Si le débiteur poursuit son activité et qu’aucune procédure judiciaire ou procédure d’exécution prioritaire ne compromet immédiatement les chances de paiement, l’étape amiable peut permettre de clarifier la position du débiteur avant l’ouverture d’un contentieux. Elle est particulièrement utile lorsque le débiteur reconnaît la dette, demande un délai de paiement, propose une compensation commerciale ou dispose encore de relations contractuelles avec le créancier.
Cette étape repose sur des négociations documentées avec le débiteur afin d’obtenir le paiement, la restitution de biens, un échéancier, une compensation, une cession de créance ou une autre solution acceptable pour le créancier. Les échanges doivent être conservés, car une reconnaissance écrite de la dette, une promesse de paiement ou une proposition précise du débiteur peut avoir une importance pratique pour la suite du dossier.

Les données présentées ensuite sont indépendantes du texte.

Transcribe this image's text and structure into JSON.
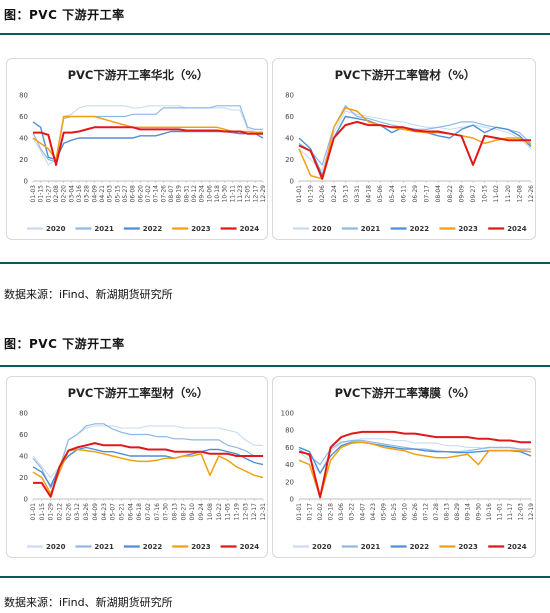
{
  "sections": [
    {
      "title": "图：PVC 下游开工率",
      "source": "数据来源：iFind、新湖期货研究所"
    },
    {
      "title": "图：PVC 下游开工率",
      "source": "数据来源：iFind、新湖期货研究所"
    }
  ],
  "series_colors": {
    "2020": "#c9dbf0",
    "2021": "#8fb8e3",
    "2022": "#4f8fd6",
    "2023": "#f0a014",
    "2024": "#e01818"
  },
  "chart_data": [
    {
      "type": "line",
      "title": "PVC下游开工率华北（%）",
      "ylim": [
        0,
        80
      ],
      "yticks": [
        0,
        20,
        40,
        60,
        80
      ],
      "grid": false,
      "legend": "bottom",
      "categories": [
        "01-03",
        "01-15",
        "01-27",
        "02-08",
        "02-20",
        "03-04",
        "03-16",
        "03-28",
        "04-09",
        "04-21",
        "05-03",
        "05-15",
        "05-27",
        "06-08",
        "06-20",
        "07-02",
        "07-14",
        "07-26",
        "08-07",
        "08-19",
        "08-31",
        "09-12",
        "09-24",
        "10-06",
        "10-18",
        "10-30",
        "11-11",
        "11-23",
        "12-05",
        "12-17",
        "12-29"
      ],
      "series": [
        {
          "name": "2020",
          "values": [
            40,
            28,
            15,
            20,
            60,
            62,
            68,
            70,
            70,
            70,
            70,
            70,
            70,
            68,
            68,
            70,
            70,
            70,
            70,
            70,
            68,
            68,
            68,
            68,
            68,
            68,
            66,
            66,
            48,
            46,
            46
          ]
        },
        {
          "name": "2021",
          "values": [
            45,
            30,
            20,
            18,
            58,
            60,
            60,
            60,
            60,
            60,
            60,
            60,
            60,
            62,
            62,
            62,
            62,
            68,
            68,
            68,
            68,
            68,
            68,
            68,
            70,
            70,
            70,
            70,
            50,
            48,
            48
          ]
        },
        {
          "name": "2022",
          "values": [
            55,
            50,
            22,
            20,
            35,
            38,
            40,
            40,
            40,
            40,
            40,
            40,
            40,
            40,
            42,
            42,
            42,
            44,
            46,
            46,
            46,
            46,
            46,
            46,
            46,
            46,
            45,
            44,
            44,
            44,
            40
          ]
        },
        {
          "name": "2023",
          "values": [
            40,
            35,
            30,
            20,
            60,
            60,
            60,
            60,
            60,
            58,
            56,
            54,
            52,
            50,
            50,
            50,
            50,
            50,
            50,
            50,
            50,
            50,
            50,
            50,
            50,
            48,
            46,
            46,
            46,
            45,
            45
          ]
        },
        {
          "name": "2024",
          "values": [
            45,
            45,
            43,
            15,
            45,
            45,
            46,
            48,
            50,
            50,
            50,
            50,
            50,
            50,
            48,
            48,
            48,
            48,
            48,
            48,
            47,
            47,
            47,
            47,
            47,
            46,
            46,
            46,
            44,
            44,
            44
          ]
        }
      ]
    },
    {
      "type": "line",
      "title": "PVC下游开工率管材（%）",
      "ylim": [
        0,
        80
      ],
      "yticks": [
        0,
        20,
        40,
        60,
        80
      ],
      "grid": false,
      "legend": "bottom",
      "categories": [
        "01-01",
        "01-19",
        "02-06",
        "02-24",
        "03-13",
        "03-31",
        "04-18",
        "05-06",
        "05-24",
        "06-11",
        "06-29",
        "07-17",
        "08-04",
        "08-22",
        "09-09",
        "09-27",
        "10-15",
        "11-02",
        "11-20",
        "12-08",
        "12-26"
      ],
      "series": [
        {
          "name": "2020",
          "values": [
            30,
            20,
            10,
            45,
            65,
            62,
            60,
            58,
            56,
            55,
            52,
            50,
            50,
            48,
            50,
            52,
            50,
            48,
            45,
            40,
            30
          ]
        },
        {
          "name": "2021",
          "values": [
            35,
            28,
            15,
            50,
            70,
            60,
            58,
            55,
            52,
            50,
            48,
            48,
            50,
            52,
            55,
            55,
            52,
            50,
            48,
            45,
            35
          ]
        },
        {
          "name": "2022",
          "values": [
            40,
            30,
            5,
            40,
            60,
            58,
            56,
            52,
            45,
            50,
            48,
            45,
            42,
            40,
            48,
            52,
            45,
            50,
            48,
            42,
            32
          ]
        },
        {
          "name": "2023",
          "values": [
            30,
            5,
            2,
            50,
            68,
            65,
            55,
            52,
            50,
            48,
            46,
            45,
            45,
            44,
            42,
            40,
            35,
            38,
            40,
            40,
            34
          ]
        },
        {
          "name": "2024",
          "values": [
            33,
            28,
            2,
            40,
            52,
            55,
            52,
            52,
            50,
            50,
            47,
            46,
            46,
            44,
            42,
            15,
            42,
            40,
            38,
            38,
            38
          ]
        }
      ]
    },
    {
      "type": "line",
      "title": "PVC下游开工率型材（%）",
      "ylim": [
        0,
        80
      ],
      "yticks": [
        0,
        20,
        40,
        60,
        80
      ],
      "grid": false,
      "legend": "bottom",
      "categories": [
        "01-01",
        "01-15",
        "01-29",
        "02-12",
        "02-26",
        "03-12",
        "03-26",
        "04-09",
        "04-23",
        "05-07",
        "05-21",
        "06-04",
        "06-18",
        "07-02",
        "07-16",
        "07-30",
        "08-13",
        "08-27",
        "09-10",
        "09-24",
        "10-08",
        "10-22",
        "11-05",
        "11-19",
        "12-03",
        "12-17",
        "12-31"
      ],
      "series": [
        {
          "name": "2020",
          "values": [
            40,
            30,
            20,
            30,
            55,
            60,
            66,
            68,
            68,
            68,
            66,
            66,
            66,
            68,
            68,
            68,
            68,
            66,
            66,
            66,
            66,
            66,
            64,
            62,
            55,
            50,
            50
          ]
        },
        {
          "name": "2021",
          "values": [
            38,
            28,
            10,
            28,
            55,
            60,
            68,
            70,
            70,
            65,
            62,
            60,
            60,
            60,
            58,
            58,
            56,
            56,
            55,
            55,
            55,
            55,
            50,
            48,
            45,
            40,
            40
          ]
        },
        {
          "name": "2022",
          "values": [
            30,
            25,
            12,
            30,
            40,
            46,
            48,
            46,
            44,
            44,
            42,
            40,
            40,
            40,
            40,
            40,
            38,
            40,
            42,
            44,
            46,
            46,
            44,
            42,
            38,
            34,
            32
          ]
        },
        {
          "name": "2023",
          "values": [
            25,
            20,
            5,
            25,
            45,
            46,
            45,
            44,
            42,
            40,
            38,
            36,
            35,
            35,
            36,
            38,
            38,
            40,
            40,
            42,
            22,
            40,
            36,
            30,
            26,
            22,
            20
          ]
        },
        {
          "name": "2024",
          "values": [
            15,
            15,
            2,
            30,
            45,
            48,
            50,
            52,
            50,
            50,
            50,
            48,
            48,
            46,
            46,
            46,
            44,
            44,
            44,
            44,
            42,
            42,
            42,
            40,
            40,
            40,
            40
          ]
        }
      ]
    },
    {
      "type": "line",
      "title": "PVC下游开工率薄膜（%）",
      "ylim": [
        0,
        100
      ],
      "yticks": [
        0,
        20,
        40,
        60,
        80,
        100
      ],
      "grid": false,
      "legend": "bottom",
      "categories": [
        "01-01",
        "01-17",
        "02-02",
        "02-18",
        "03-06",
        "03-22",
        "04-07",
        "04-23",
        "05-09",
        "05-25",
        "06-10",
        "06-26",
        "07-12",
        "07-28",
        "08-13",
        "08-29",
        "09-14",
        "09-30",
        "10-16",
        "11-01",
        "11-17",
        "12-03",
        "12-19"
      ],
      "series": [
        {
          "name": "2020",
          "values": [
            55,
            45,
            30,
            55,
            65,
            68,
            70,
            70,
            70,
            68,
            68,
            65,
            65,
            65,
            62,
            62,
            60,
            60,
            58,
            58,
            58,
            58,
            55
          ]
        },
        {
          "name": "2021",
          "values": [
            58,
            50,
            40,
            58,
            66,
            68,
            68,
            66,
            64,
            62,
            60,
            58,
            58,
            56,
            55,
            55,
            56,
            58,
            60,
            60,
            60,
            58,
            58
          ]
        },
        {
          "name": "2022",
          "values": [
            60,
            55,
            30,
            50,
            62,
            66,
            66,
            64,
            62,
            60,
            58,
            58,
            56,
            55,
            55,
            54,
            54,
            55,
            56,
            56,
            56,
            55,
            50
          ]
        },
        {
          "name": "2023",
          "values": [
            45,
            40,
            2,
            45,
            60,
            65,
            66,
            64,
            60,
            58,
            56,
            52,
            50,
            48,
            48,
            50,
            52,
            40,
            56,
            56,
            56,
            56,
            55
          ]
        },
        {
          "name": "2024",
          "values": [
            55,
            52,
            2,
            60,
            72,
            76,
            78,
            78,
            78,
            78,
            76,
            76,
            74,
            72,
            72,
            72,
            72,
            70,
            70,
            68,
            68,
            66,
            66
          ]
        }
      ]
    }
  ]
}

La communication avec le débiteur commence après l’envoi d’une mise en demeure ou d’un avis formel par un moyen permettant de conserver la preuve de l’envoi et du contenu. L’objectif est d’identifier les décideurs réels, de fixer une position claire du créancier, de vérifier si un paiement volontaire est possible et de préparer le passage au recouvrement judiciaire lorsque la négociation ne permet pas d’obtenir un résultat concret.
Si la voie amiable ne permet pas d’obtenir le paiement ou si l’analyse initiale montre que le débiteur conteste la créance, dissimule ses actifs, retarde volontairement la procédure ou fait déjà l’objet de poursuites par d’autres créanciers, le créancier doit engager une procédure judiciaire adaptée à la nature de la dette et aux preuves disponibles.
La République du Tchad est un État partie à l’OHADA, dont les actes uniformes sont directement applicables et obligatoires dans les États membres. En matière de recouvrement commercial, les règles les plus importantes sont notamment celles relatives au droit commercial général, aux procédures simplifiées de recouvrement, aux voies d’exécution et aux procédures collectives. Cette particularité distingue le recouvrement de créances au Tchad d’une procédure fondée uniquement sur le droit national.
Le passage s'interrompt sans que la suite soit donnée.